3. Why it is processed and legal basis

  • Delivering the CV you requested — to send the verification code, the secure download link, and to confirm delivery.
    Legal basis: performance of a request you initiated and your consent (Art. 6(1)(a) GDPR).
  • Security and abuse prevention — short-lived verification codes and one-time tokens to prevent the CV from being requested or downloaded by someone other than you.
    Legal basis: legitimate interest (Art. 6(1)(f) GDPR) in keeping the service secure.
  • Replying if you contact me — if you email me, I process your message to respond.
    Legal basis: legitimate interest (Art. 6(1)(f) GDPR).

4. Who has access

Your data is stored on managed infrastructure provided by Supabase (database) and Cloudflare (hosting), which act as data processors under written terms. Verification and CV-delivery emails are sent through Lovable Cloud's email infrastructure from the verified domain notify.rgstudios.se.

I do not sell, rent, or share your personal data with any third party for marketing purposes.

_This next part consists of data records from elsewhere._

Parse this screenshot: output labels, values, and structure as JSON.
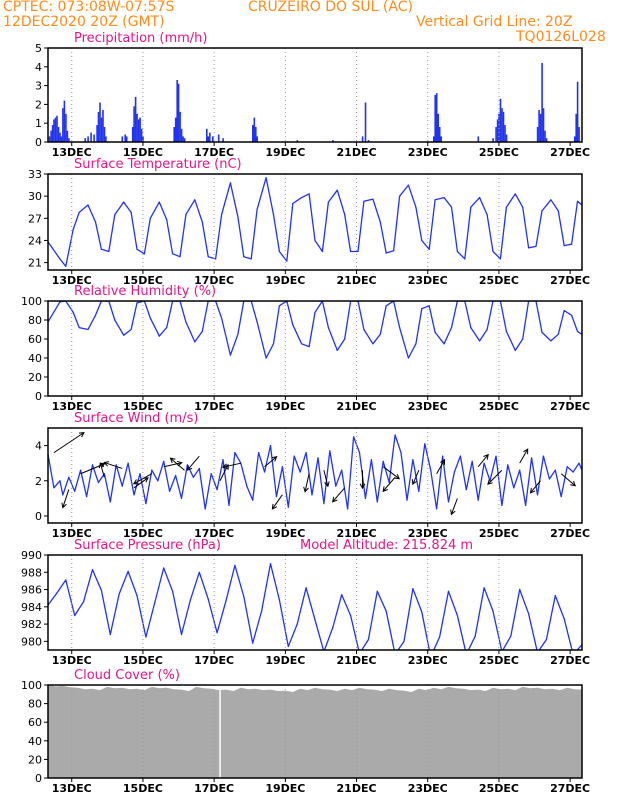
{
  "header": {
    "line1_left": "CPTEC:   073:08W-07:57S",
    "line1_station": "CRUZEIRO DO SUL (AC)",
    "line2_left": "12DEC2020 20Z (GMT)",
    "line2_right": "Vertical Grid Line: 20Z",
    "line3_right": "TQ0126L028"
  },
  "colors": {
    "header_text": "#ff8c1a",
    "panel_title": "#e0188a",
    "series": "#2233ee",
    "cloud_fill": "#aaaaaa",
    "grid": "#999999",
    "axis": "#000000"
  },
  "chart_data": [
    {
      "id": "precip",
      "type": "bar",
      "title": "Precipitation (mm/h)",
      "unit": "mm/h",
      "x_ticks": [
        "13DEC",
        "15DEC",
        "17DEC",
        "19DEC",
        "21DEC",
        "23DEC",
        "25DEC",
        "27DEC"
      ],
      "y_ticks": [
        0,
        1,
        2,
        3,
        4,
        5
      ],
      "ylim": [
        0,
        5
      ],
      "x_unit": "hours since 12DEC2020 20Z",
      "bars": [
        {
          "x": 1,
          "y": 0.3
        },
        {
          "x": 2,
          "y": 0.6
        },
        {
          "x": 3,
          "y": 0.9
        },
        {
          "x": 4,
          "y": 1.2
        },
        {
          "x": 5,
          "y": 1.3
        },
        {
          "x": 6,
          "y": 1.4
        },
        {
          "x": 7,
          "y": 0.8
        },
        {
          "x": 8,
          "y": 0.5
        },
        {
          "x": 9,
          "y": 0.3
        },
        {
          "x": 10,
          "y": 1.8
        },
        {
          "x": 11,
          "y": 2.2
        },
        {
          "x": 12,
          "y": 1.5
        },
        {
          "x": 13,
          "y": 0.6
        },
        {
          "x": 14,
          "y": 0.2
        },
        {
          "x": 25,
          "y": 0.2
        },
        {
          "x": 27,
          "y": 0.3
        },
        {
          "x": 29,
          "y": 0.5
        },
        {
          "x": 31,
          "y": 0.4
        },
        {
          "x": 33,
          "y": 0.9
        },
        {
          "x": 34,
          "y": 1.6
        },
        {
          "x": 35,
          "y": 2.1
        },
        {
          "x": 36,
          "y": 1.3
        },
        {
          "x": 37,
          "y": 1.7
        },
        {
          "x": 38,
          "y": 0.8
        },
        {
          "x": 39,
          "y": 0.3
        },
        {
          "x": 50,
          "y": 0.3
        },
        {
          "x": 52,
          "y": 0.4
        },
        {
          "x": 53,
          "y": 0.3
        },
        {
          "x": 57,
          "y": 0.8
        },
        {
          "x": 58,
          "y": 1.9
        },
        {
          "x": 59,
          "y": 2.4
        },
        {
          "x": 60,
          "y": 1.5
        },
        {
          "x": 61,
          "y": 1.2
        },
        {
          "x": 62,
          "y": 1.3
        },
        {
          "x": 63,
          "y": 0.7
        },
        {
          "x": 64,
          "y": 0.3
        },
        {
          "x": 85,
          "y": 0.8
        },
        {
          "x": 86,
          "y": 1.3
        },
        {
          "x": 87,
          "y": 3.3
        },
        {
          "x": 88,
          "y": 3.1
        },
        {
          "x": 89,
          "y": 1.6
        },
        {
          "x": 90,
          "y": 0.7
        },
        {
          "x": 91,
          "y": 0.3
        },
        {
          "x": 92,
          "y": 0.2
        },
        {
          "x": 107,
          "y": 0.7
        },
        {
          "x": 108,
          "y": 0.3
        },
        {
          "x": 109,
          "y": 0.5
        },
        {
          "x": 111,
          "y": 0.3
        },
        {
          "x": 115,
          "y": 0.4
        },
        {
          "x": 118,
          "y": 0.2
        },
        {
          "x": 138,
          "y": 0.9
        },
        {
          "x": 139,
          "y": 1.3
        },
        {
          "x": 140,
          "y": 0.8
        },
        {
          "x": 141,
          "y": 0.3
        },
        {
          "x": 168,
          "y": 0.1
        },
        {
          "x": 192,
          "y": 0.1
        },
        {
          "x": 212,
          "y": 0.3
        },
        {
          "x": 214,
          "y": 2.1
        },
        {
          "x": 216,
          "y": 0.1
        },
        {
          "x": 260,
          "y": 0.3
        },
        {
          "x": 261,
          "y": 2.5
        },
        {
          "x": 262,
          "y": 2.6
        },
        {
          "x": 263,
          "y": 1.5
        },
        {
          "x": 264,
          "y": 0.8
        },
        {
          "x": 265,
          "y": 0.3
        },
        {
          "x": 290,
          "y": 0.3
        },
        {
          "x": 300,
          "y": 0.2
        },
        {
          "x": 302,
          "y": 0.8
        },
        {
          "x": 303,
          "y": 1.2
        },
        {
          "x": 304,
          "y": 1.5
        },
        {
          "x": 305,
          "y": 2.3
        },
        {
          "x": 306,
          "y": 1.8
        },
        {
          "x": 307,
          "y": 1.6
        },
        {
          "x": 308,
          "y": 0.9
        },
        {
          "x": 309,
          "y": 0.4
        },
        {
          "x": 330,
          "y": 0.8
        },
        {
          "x": 331,
          "y": 1.7
        },
        {
          "x": 332,
          "y": 1.5
        },
        {
          "x": 333,
          "y": 4.2
        },
        {
          "x": 334,
          "y": 1.8
        },
        {
          "x": 335,
          "y": 0.6
        },
        {
          "x": 336,
          "y": 0.2
        },
        {
          "x": 355,
          "y": 0.3
        },
        {
          "x": 356,
          "y": 1.5
        },
        {
          "x": 357,
          "y": 3.2
        },
        {
          "x": 358,
          "y": 0.8
        }
      ]
    },
    {
      "id": "temp",
      "type": "line",
      "title": "Surface Temperature (nC)",
      "unit": "nC",
      "x_ticks": [
        "13DEC",
        "15DEC",
        "17DEC",
        "19DEC",
        "21DEC",
        "23DEC",
        "25DEC",
        "27DEC"
      ],
      "y_ticks": [
        21,
        24,
        27,
        30,
        33
      ],
      "ylim": [
        20,
        33
      ],
      "x_unit": "hours since 12DEC2020 20Z",
      "x": [
        0,
        8,
        12,
        17,
        21,
        27,
        32,
        36,
        41,
        45,
        51,
        56,
        60,
        65,
        69,
        75,
        80,
        84,
        89,
        93,
        99,
        104,
        108,
        113,
        117,
        123,
        128,
        132,
        137,
        141,
        147,
        152,
        156,
        161,
        165,
        171,
        176,
        180,
        185,
        189,
        195,
        200,
        204,
        209,
        213,
        219,
        224,
        228,
        233,
        237,
        243,
        248,
        252,
        257,
        261,
        267,
        272,
        276,
        281,
        285,
        291,
        296,
        300,
        305,
        309,
        315,
        320,
        324,
        329,
        333,
        339,
        344,
        348,
        353,
        357,
        360
      ],
      "y": [
        23.8,
        21.5,
        20.5,
        25.5,
        27.8,
        28.8,
        26.5,
        22.8,
        22.5,
        27.5,
        29.2,
        27.8,
        22.8,
        22.2,
        27.0,
        29.2,
        26.8,
        22.2,
        21.8,
        27.5,
        29.5,
        26.5,
        21.8,
        21.5,
        27.5,
        31.8,
        27.2,
        21.8,
        21.5,
        28.2,
        32.5,
        27.5,
        22.5,
        21.2,
        29.0,
        29.8,
        30.3,
        24.0,
        22.5,
        29.2,
        30.8,
        27.5,
        22.5,
        22.5,
        29.3,
        29.6,
        26.5,
        22.3,
        22.6,
        30.0,
        31.5,
        28.5,
        24.0,
        22.8,
        29.5,
        29.8,
        28.5,
        22.5,
        21.5,
        28.5,
        29.8,
        27.5,
        22.5,
        21.5,
        28.5,
        30.3,
        28.5,
        23.0,
        23.2,
        28.0,
        29.5,
        28.0,
        23.3,
        23.5,
        29.3,
        28.8
      ]
    },
    {
      "id": "rh",
      "type": "line",
      "title": "Relative Humidity (%)",
      "unit": "%",
      "x_ticks": [
        "13DEC",
        "15DEC",
        "17DEC",
        "19DEC",
        "21DEC",
        "23DEC",
        "25DEC",
        "27DEC"
      ],
      "y_ticks": [
        0,
        20,
        40,
        60,
        80,
        100
      ],
      "ylim": [
        0,
        100
      ],
      "x_unit": "hours since 12DEC2020 20Z",
      "x": [
        0,
        8,
        12,
        17,
        21,
        27,
        32,
        36,
        41,
        45,
        51,
        56,
        60,
        65,
        69,
        75,
        80,
        84,
        89,
        93,
        99,
        104,
        108,
        113,
        117,
        123,
        128,
        132,
        137,
        141,
        147,
        152,
        156,
        161,
        165,
        171,
        176,
        180,
        185,
        189,
        195,
        200,
        204,
        209,
        213,
        219,
        224,
        228,
        233,
        237,
        243,
        248,
        252,
        257,
        261,
        267,
        272,
        276,
        281,
        285,
        291,
        296,
        300,
        305,
        309,
        315,
        320,
        324,
        329,
        333,
        339,
        344,
        348,
        353,
        357,
        360
      ],
      "y": [
        78,
        99,
        100,
        88,
        72,
        70,
        85,
        100,
        100,
        80,
        64,
        70,
        98,
        100,
        82,
        63,
        72,
        100,
        100,
        78,
        57,
        68,
        100,
        100,
        82,
        43,
        65,
        100,
        100,
        78,
        40,
        55,
        95,
        100,
        75,
        55,
        52,
        88,
        100,
        72,
        48,
        60,
        100,
        100,
        70,
        55,
        65,
        95,
        100,
        72,
        40,
        55,
        92,
        95,
        67,
        55,
        72,
        100,
        100,
        72,
        58,
        70,
        100,
        100,
        68,
        48,
        60,
        100,
        100,
        67,
        58,
        65,
        90,
        85,
        68,
        65
      ]
    },
    {
      "id": "wind",
      "type": "line",
      "title": "Surface Wind (m/s)",
      "unit": "m/s",
      "x_ticks": [
        "13DEC",
        "15DEC",
        "17DEC",
        "19DEC",
        "21DEC",
        "23DEC",
        "25DEC",
        "27DEC"
      ],
      "y_ticks": [
        0,
        2,
        4
      ],
      "ylim": [
        -0.4,
        5
      ],
      "x_unit": "hours since 12DEC2020 20Z",
      "x": [
        0,
        4,
        8,
        10,
        14,
        18,
        22,
        26,
        30,
        34,
        38,
        42,
        46,
        50,
        54,
        58,
        62,
        66,
        70,
        74,
        78,
        82,
        86,
        90,
        94,
        98,
        102,
        106,
        110,
        114,
        118,
        122,
        126,
        130,
        134,
        138,
        142,
        146,
        150,
        154,
        158,
        162,
        166,
        170,
        174,
        178,
        182,
        186,
        190,
        194,
        198,
        202,
        206,
        210,
        214,
        218,
        222,
        226,
        230,
        234,
        238,
        242,
        246,
        250,
        254,
        258,
        262,
        266,
        270,
        274,
        278,
        282,
        286,
        290,
        294,
        298,
        302,
        306,
        310,
        314,
        318,
        322,
        326,
        330,
        334,
        338,
        342,
        346,
        350,
        354,
        358,
        360
      ],
      "y": [
        3.5,
        1.6,
        2.0,
        1.2,
        2.2,
        1.4,
        2.6,
        1.1,
        2.9,
        1.9,
        2.4,
        0.8,
        2.9,
        1.7,
        3.0,
        1.2,
        2.4,
        0.7,
        2.6,
        2.0,
        3.1,
        1.4,
        2.3,
        1.0,
        2.9,
        2.2,
        2.7,
        0.4,
        2.4,
        1.5,
        3.2,
        0.6,
        3.6,
        3.0,
        1.7,
        0.9,
        3.6,
        2.5,
        4.0,
        1.1,
        2.8,
        0.5,
        3.4,
        2.5,
        3.6,
        1.2,
        3.3,
        0.7,
        3.7,
        1.7,
        2.6,
        0.4,
        4.5,
        3.6,
        1.0,
        3.2,
        0.8,
        3.1,
        1.9,
        4.6,
        3.6,
        0.9,
        3.2,
        1.4,
        4.1,
        2.6,
        0.4,
        3.4,
        0.8,
        2.5,
        3.4,
        1.5,
        3.1,
        0.9,
        3.0,
        2.0,
        3.4,
        0.6,
        2.9,
        1.6,
        2.6,
        0.6,
        3.3,
        1.2,
        3.4,
        2.1,
        2.6,
        1.1,
        2.8,
        2.5,
        3.0,
        2.6
      ]
    },
    {
      "id": "pressure",
      "type": "line",
      "title": "Surface Pressure (hPa)",
      "annotation": "Model Altitude: 215.824 m",
      "unit": "hPa",
      "x_ticks": [
        "13DEC",
        "15DEC",
        "17DEC",
        "19DEC",
        "21DEC",
        "23DEC",
        "25DEC",
        "27DEC"
      ],
      "y_ticks": [
        980,
        982,
        984,
        986,
        988,
        990
      ],
      "ylim": [
        979,
        990
      ],
      "x_unit": "hours since 12DEC2020 20Z",
      "x": [
        0,
        6,
        12,
        18,
        24,
        30,
        36,
        42,
        48,
        54,
        60,
        66,
        72,
        78,
        84,
        90,
        96,
        102,
        108,
        114,
        120,
        126,
        132,
        138,
        144,
        150,
        156,
        162,
        168,
        174,
        180,
        186,
        192,
        198,
        204,
        210,
        216,
        222,
        228,
        234,
        240,
        246,
        252,
        258,
        264,
        270,
        276,
        282,
        288,
        294,
        300,
        306,
        312,
        318,
        324,
        330,
        336,
        342,
        348,
        354,
        360
      ],
      "y": [
        984.2,
        985.6,
        987.1,
        983.0,
        984.6,
        988.3,
        985.9,
        980.8,
        985.5,
        988.1,
        985.3,
        980.5,
        984.5,
        988.5,
        985.8,
        980.8,
        984.8,
        988.0,
        984.9,
        981.0,
        984.7,
        988.8,
        985.2,
        979.8,
        983.5,
        989.0,
        984.8,
        979.4,
        982.0,
        986.2,
        982.5,
        978.8,
        981.6,
        985.4,
        983.0,
        978.6,
        980.2,
        985.8,
        983.5,
        978.5,
        980.0,
        986.1,
        983.4,
        978.2,
        980.5,
        985.8,
        983.0,
        978.5,
        980.6,
        986.2,
        983.5,
        978.8,
        980.6,
        986.0,
        983.2,
        978.7,
        980.2,
        985.3,
        982.6,
        978.5,
        979.6
      ]
    },
    {
      "id": "cloud",
      "type": "area",
      "title": "Cloud Cover (%)",
      "unit": "%",
      "x_ticks": [
        "13DEC",
        "15DEC",
        "17DEC",
        "19DEC",
        "21DEC",
        "23DEC",
        "25DEC",
        "27DEC"
      ],
      "y_ticks": [
        0,
        20,
        40,
        60,
        80,
        100
      ],
      "ylim": [
        0,
        100
      ],
      "x_unit": "hours since 12DEC2020 20Z",
      "x": [
        0,
        10,
        20,
        30,
        40,
        50,
        60,
        70,
        80,
        90,
        100,
        110,
        120,
        130,
        140,
        150,
        160,
        170,
        180,
        190,
        200,
        210,
        220,
        230,
        240,
        250,
        260,
        270,
        280,
        290,
        300,
        310,
        320,
        330,
        340,
        350,
        360
      ],
      "y": [
        100,
        99,
        97,
        96,
        98,
        97,
        96,
        98,
        97,
        95,
        98,
        96,
        95,
        97,
        96,
        95,
        94,
        96,
        97,
        95,
        96,
        97,
        95,
        96,
        94,
        96,
        97,
        98,
        96,
        95,
        97,
        96,
        98,
        97,
        96,
        97,
        95
      ],
      "gap_x": 116
    }
  ]
}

5. International transfers

The processors above may host or process data outside the EU/EEA. Where that occurs, transfers are protected by the European Commission's Standard Contractual Clauses or an equivalent adequacy mechanism under Chapter V of the GDPR.

6. How long it is kept

  • Verification codes: deleted automatically when they expire (15 minutes).
  • Download tokens: expire 7 days after issuance and cannot be reused.
  • CV request records (name, email, consent, timestamps): retained for up to 12 months so I can follow up on the request, then deleted. You can ask for deletion sooner at any time.
  • Email correspondence: kept as long as needed to handle the conversation.

7. Your rights under the GDPR

You have the right to:

  • Access the personal data I hold about you (Art. 15).
  • Have inaccurate data corrected (Art. 16).
  • Have your data erased (Art. 17).
  • Restrict or object to processing (Art. 18 and 21).
  • Receive your data in a portable format (Art. 20).
  • Withdraw your consent at any time, without affecting the lawfulness of processing carried out before withdrawal (Art. 7(3)).

To exercise any of these rights, email me at privacy@rgstudios.se. You also have the right to lodge a complaint with the Swedish Authority for Privacy Protection (Integritetsskyddsmyndigheten, IMY) or another EU supervisory authority.

8. Cookies

This site does not set marketing or analytics cookies. Only strictly necessary technical storage required to operate the page (such as remembering an open dialog within a session) is used. No consent banner is shown because no non-essential cookies are placed.

9. Changes to this policy

If this policy is updated, the new version will be published on this page with a revised "last updated" date.